# Thread: Calc 1 ellipse volume

1. ## Calc 1 ellipse volume

Find the volume of the solid generated by revolving about the x-axis the region bounded by the x-axis and the upper half of the ellipse

x^2/a^2 + y^2/b^2 = 1

(and thus find the volume of a prolate spheroid)

Here a and b are positive constants with a>b

Volume of the solid of revolution?

Okay, so this one is tripping me up a bit... here's what I've done:

I tried to solve for y and got --
y = square root(b^2(1 - x^2/a^2)) or y = b*sqrt(1 - x^2/a^2)

I thought I would need to square the function and ultimately multiply by pi:

pi int_a^b (b^2(1-x^2/a^2) dx and I moved the b^2 to the beginning with pi and integrated to get:
b^2* pi [ x - x^3/3a^2]

so my final answer, keeping the b and a...
b^2*pi[(b-(b^3)/(3a^2))-(a-(a^3)/(3a^2))]

unfortunately this is not the correct answer. any help?? thanks!

2. Here we use the formula $V = \pi \int y^2 dx$

$\frac{x^2}{a^2} + \frac{y^2}{b^2} = 1.$

$\frac{y^2}{b^2} = 1 - \frac{x^2}{a^2}$

$y^2 = b^2 \left(1 - \frac{x^2}{a^2}\right)$
$y^2 = \frac{b^2}{a^2} (a^2 - x^2)$

substitute into V formula. Set the limits to a and -a (x intersections which enclose the upper area).

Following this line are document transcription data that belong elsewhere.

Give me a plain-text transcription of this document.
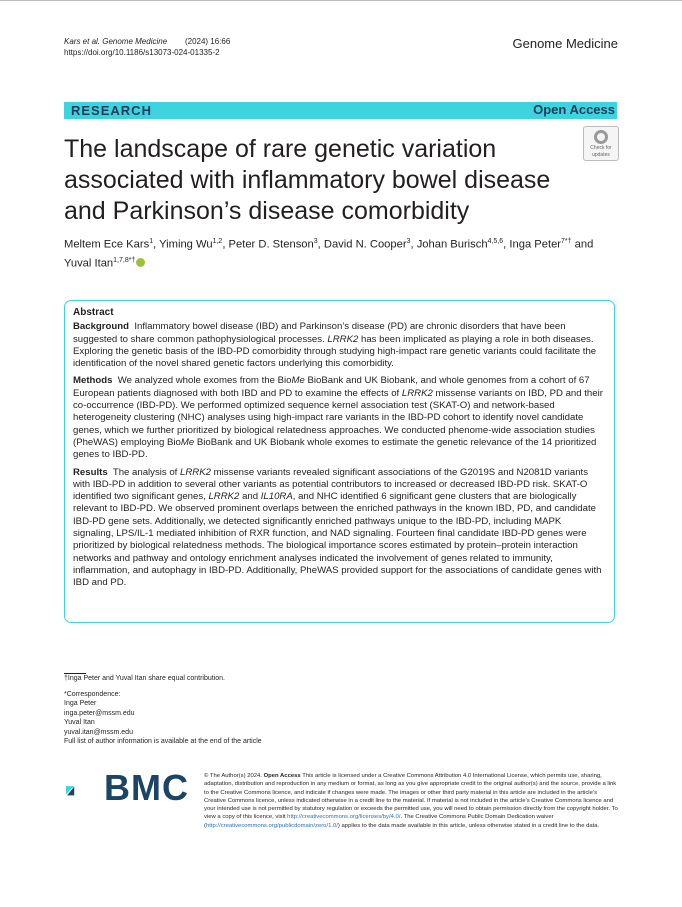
Kars et al. Genome Medicine (2024) 16:66
https://doi.org/10.1186/s13073-024-01335-2
Genome Medicine
RESEARCH	Open Access
The landscape of rare genetic variation associated with inflammatory bowel disease and Parkinson’s disease comorbidity
Check for
updates
Meltem Ece Kars$^1$, Yiming Wu$^{1,2}$, Peter D. Stenson$^3$, David N. Cooper$^3$, Johan Burisch$^{4,5,6}$, Inga Peter$^{7*\dagger}$ and Yuval Itan$^{1,7,8*\dagger}$
Abstract

Background Inflammatory bowel disease (IBD) and Parkinson’s disease (PD) are chronic disorders that have been suggested to share common pathophysiological processes. LRRK2 has been implicated as playing a role in both diseases. Exploring the genetic basis of the IBD-PD comorbidity through studying high-impact rare genetic variants could facilitate the identification of the novel shared genetic factors underlying this comorbidity.

Methods We analyzed whole exomes from the BioMe BioBank and UK Biobank, and whole genomes from a cohort of 67 European patients diagnosed with both IBD and PD to examine the effects of LRRK2 missense variants on IBD, PD and their co-occurrence (IBD-PD). We performed optimized sequence kernel association test (SKAT-O) and network-based heterogeneity clustering (NHC) analyses using high-impact rare variants in the IBD-PD cohort to identify novel candidate genes, which we further prioritized by biological relatedness approaches. We conducted phenome-wide association studies (PheWAS) employing BioMe BioBank and UK Biobank whole exomes to estimate the genetic relevance of the 14 prioritized genes to IBD-PD.

Results The analysis of LRRK2 missense variants revealed significant associations of the G2019S and N2081D variants with IBD-PD in addition to several other variants as potential contributors to increased or decreased IBD-PD risk. SKAT-O identified two significant genes, LRRK2 and IL10RA, and NHC identified 6 significant gene clusters that are biologically relevant to IBD-PD. We observed prominent overlaps between the enriched pathways in the known IBD, PD, and candidate IBD-PD gene sets. Additionally, we detected significantly enriched pathways unique to the IBD-PD, including MAPK signaling, LPS/IL-1 mediated inhibition of RXR function, and NAD signaling. Fourteen final candidate IBD-PD genes were prioritized by biological relatedness methods. The biological importance scores estimated by protein–protein interaction networks and pathway and ontology enrichment analyses indicated the involvement of genes related to immunity, inflammation, and autophagy in IBD-PD. Additionally, PheWAS provided support for the associations of candidate genes with IBD and PD.

†Inga Peter and Yuval Itan share equal contribution.
*Correspondence:
Inga Peter
inga.peter@mssm.edu
Yuval Itan
yuval.itan@mssm.edu
Full list of author information is available at the end of the article
BMC	© The Author(s) 2024. Open Access This article is licensed under a Creative Commons Attribution 4.0 International License, which permits use, sharing, adaptation, distribution and reproduction in any medium or format, as long as you give appropriate credit to the original author(s) and the source, provide a link to the Creative Commons licence, and indicate if changes were made. The images or other third party material in this article are included in the article’s Creative Commons licence, unless indicated otherwise in a credit line to the material. If material is not included in the article’s Creative Commons licence and your intended use is not permitted by statutory regulation or exceeds the permitted use, you will need to obtain permission directly from the copyright holder. To view a copy of this licence, visit http://creativecommons.org/licenses/by/4.0/. The Creative Commons Public Domain Dedication waiver (http://creativecommons.org/publicdomain/zero/1.0/) applies to the data made available in this article, unless otherwise stated in a credit line to the data.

$V = \pi \int \limits_{-a}^a \frac{b^2}{a^2} (a^2 - x^2) dx$

$V = \pi \frac{b^2}{a^2} \int \limits_{-a}^a (a^2 - x^2) dx$

$V = \pi \frac{b^2}{a^2} \left[a^2 x - \frac{x^3}{3} \right]_{-a}^a$

$V = \pi \frac{b^2}{a^2} \left[ \left(a^2 *a - \frac{a^3}{3} \right) - \left(a^2 *-a - \frac{(-a)^3}{3} \right) \right]$

$V = \pi \frac{b^2}{a^2} \left( \frac{2a^3}{3} + \frac{2a^3}{3} \right)$

$V = \pi \frac{b^2}{a^2} * \frac{4a^3}{3}$

$V = \frac{4 \pi a^3 b^2}{3a^2}$

$V = \frac{4}{3} \pi ab^2$